A start-up is only as easy as the preceding steps: construction and commissioning. If I may, let me offer some suggestions to make this go smoothly: 1) daily meetings are critical; 2) don’t confuse ISO-9001 with punch lists; 3) develop the schedule after reviewing the construction — not before; 4) calibrate instruments and check-out equipment at the vendor shops; 5) train maintenance staff before commissioning; 6) review spare parts before, after and during commissioning; 7) lastly, do not rush start-up.
Scott, the best project manager I ever knew, held daily meetings during construction and commissioning. Minutes were posted for input from all the trades and were the topic of regular toolbox discussions. We developed contingencies and check-out procedures for each instrument and item of equipment, e.g. pumps. Every detail was considered by the group in the morning meeting. Engineers were assigned to study problems. Unlike his unfortunate predecessor, he was allowed to set his own start-up date. Construction and commissioning were allowed to proceed methodically. As a result, the second reactor was commissioned in three days, instead of 10 days— we scheduled four days. In addition, he cut costs by almost $1 million dollars by re-thinking many hasty decisions. What was missing from that project was the safety review. A daily review should reduce mishaps.

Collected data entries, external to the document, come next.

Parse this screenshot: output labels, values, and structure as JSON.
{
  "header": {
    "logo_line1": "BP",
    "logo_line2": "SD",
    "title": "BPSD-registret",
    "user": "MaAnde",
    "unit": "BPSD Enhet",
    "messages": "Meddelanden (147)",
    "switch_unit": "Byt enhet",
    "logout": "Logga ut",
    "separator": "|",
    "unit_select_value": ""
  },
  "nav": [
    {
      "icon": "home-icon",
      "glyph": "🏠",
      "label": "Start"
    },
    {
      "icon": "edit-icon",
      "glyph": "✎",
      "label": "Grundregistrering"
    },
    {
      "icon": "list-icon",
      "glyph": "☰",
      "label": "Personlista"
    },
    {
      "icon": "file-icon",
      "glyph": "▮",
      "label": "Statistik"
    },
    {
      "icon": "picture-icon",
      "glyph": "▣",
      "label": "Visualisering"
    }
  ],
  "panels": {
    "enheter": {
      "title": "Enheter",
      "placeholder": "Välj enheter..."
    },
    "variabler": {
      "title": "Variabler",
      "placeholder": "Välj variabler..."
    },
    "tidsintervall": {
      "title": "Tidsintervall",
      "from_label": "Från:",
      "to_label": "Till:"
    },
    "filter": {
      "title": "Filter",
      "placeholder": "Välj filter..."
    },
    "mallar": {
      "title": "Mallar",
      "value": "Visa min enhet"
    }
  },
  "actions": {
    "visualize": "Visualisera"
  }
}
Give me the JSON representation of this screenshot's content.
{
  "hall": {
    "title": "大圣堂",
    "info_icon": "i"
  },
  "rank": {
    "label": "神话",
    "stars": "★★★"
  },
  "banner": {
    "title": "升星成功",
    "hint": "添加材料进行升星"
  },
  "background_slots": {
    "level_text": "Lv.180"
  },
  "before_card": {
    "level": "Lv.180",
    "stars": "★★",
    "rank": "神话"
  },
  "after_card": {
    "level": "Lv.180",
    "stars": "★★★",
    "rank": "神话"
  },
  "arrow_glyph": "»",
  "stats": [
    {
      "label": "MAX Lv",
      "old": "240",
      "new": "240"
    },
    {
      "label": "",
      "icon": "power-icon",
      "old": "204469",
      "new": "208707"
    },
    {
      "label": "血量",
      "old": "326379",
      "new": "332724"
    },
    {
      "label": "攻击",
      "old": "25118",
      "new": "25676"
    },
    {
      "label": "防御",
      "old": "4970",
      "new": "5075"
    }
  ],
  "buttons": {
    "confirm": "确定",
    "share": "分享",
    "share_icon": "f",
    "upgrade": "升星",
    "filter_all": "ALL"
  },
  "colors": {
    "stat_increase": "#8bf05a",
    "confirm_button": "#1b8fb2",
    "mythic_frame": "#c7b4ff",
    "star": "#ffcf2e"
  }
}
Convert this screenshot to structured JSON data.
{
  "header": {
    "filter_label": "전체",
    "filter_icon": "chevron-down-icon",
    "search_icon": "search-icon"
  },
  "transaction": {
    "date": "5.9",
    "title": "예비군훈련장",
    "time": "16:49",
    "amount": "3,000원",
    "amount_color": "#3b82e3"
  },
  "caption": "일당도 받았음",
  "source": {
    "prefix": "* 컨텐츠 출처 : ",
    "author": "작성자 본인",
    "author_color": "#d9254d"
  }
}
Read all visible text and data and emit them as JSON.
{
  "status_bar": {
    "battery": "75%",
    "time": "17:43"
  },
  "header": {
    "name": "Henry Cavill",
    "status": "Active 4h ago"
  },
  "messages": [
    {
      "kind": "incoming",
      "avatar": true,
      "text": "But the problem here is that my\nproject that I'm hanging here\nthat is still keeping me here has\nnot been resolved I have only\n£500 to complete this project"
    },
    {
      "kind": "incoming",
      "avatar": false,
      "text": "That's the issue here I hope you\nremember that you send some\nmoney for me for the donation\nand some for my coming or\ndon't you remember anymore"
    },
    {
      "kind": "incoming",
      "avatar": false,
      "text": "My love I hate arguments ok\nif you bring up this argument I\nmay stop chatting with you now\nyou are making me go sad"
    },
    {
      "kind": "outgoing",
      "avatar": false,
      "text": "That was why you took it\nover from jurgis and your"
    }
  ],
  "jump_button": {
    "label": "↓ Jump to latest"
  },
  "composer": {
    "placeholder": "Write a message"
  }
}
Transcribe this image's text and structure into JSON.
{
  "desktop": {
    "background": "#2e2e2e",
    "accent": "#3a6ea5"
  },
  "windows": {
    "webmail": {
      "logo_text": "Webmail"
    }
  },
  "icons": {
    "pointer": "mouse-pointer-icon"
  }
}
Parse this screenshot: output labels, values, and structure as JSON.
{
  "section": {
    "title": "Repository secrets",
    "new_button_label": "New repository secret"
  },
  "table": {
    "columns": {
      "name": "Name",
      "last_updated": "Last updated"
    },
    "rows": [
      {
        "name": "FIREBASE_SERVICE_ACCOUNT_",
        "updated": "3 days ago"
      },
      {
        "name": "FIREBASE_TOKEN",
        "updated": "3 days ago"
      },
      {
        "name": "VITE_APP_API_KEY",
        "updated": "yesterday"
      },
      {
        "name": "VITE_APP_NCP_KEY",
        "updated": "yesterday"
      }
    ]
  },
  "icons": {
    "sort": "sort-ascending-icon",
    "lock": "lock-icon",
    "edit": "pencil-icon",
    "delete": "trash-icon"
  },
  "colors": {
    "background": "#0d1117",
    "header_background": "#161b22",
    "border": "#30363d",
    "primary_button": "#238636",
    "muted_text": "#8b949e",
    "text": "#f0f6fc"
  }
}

On a project in the Philippines we completed ISO-9001 data sheets. These are very helpful but they are only a checklist. What—is obvious from a sheet. Why—is something for a punch list. Based on the punch lists, which were issued daily, we were able to develop a reasonable schedule; the start-up and operational acceptance test (OAT) went relatively smoothly.
Perhaps the most critical step in commissioning is the check-out at the vendor’s shops. If this step is missed it could cause significant delays in start-up. For instruments and PLCs, an independent contractor can be useful but be careful in this case. During the reactor commissioning we found that the contractor had set the ranges were wrong in virtually all the pressure transmitters. It was a scramble but the manager had planned extra contractor help to support in-house maintenance: a good contingency plan.
One of the worst mistakes is failing to train mechanics and instrument technicians on new equipment: things tend to get broken. It is best to bring these people in early to help with the check-out. A trusting relationship must be established between the technicians and the engineers so that the engineers, when necessary, can do some of the hands-on work required to write realistic procedures.
The smartest construction manager I ever knew had extra parts for all critical items like packing for the absorber. Roger kept a daily tab on parts. Extra parts are crucial to any contingency plan.
A successful OAT is the product of a chain of events. A thorough and methodical commissioning is a link in that chain. Once the commissioning is complete, pause to take inventory and review procedures in preparation for the start-up to come.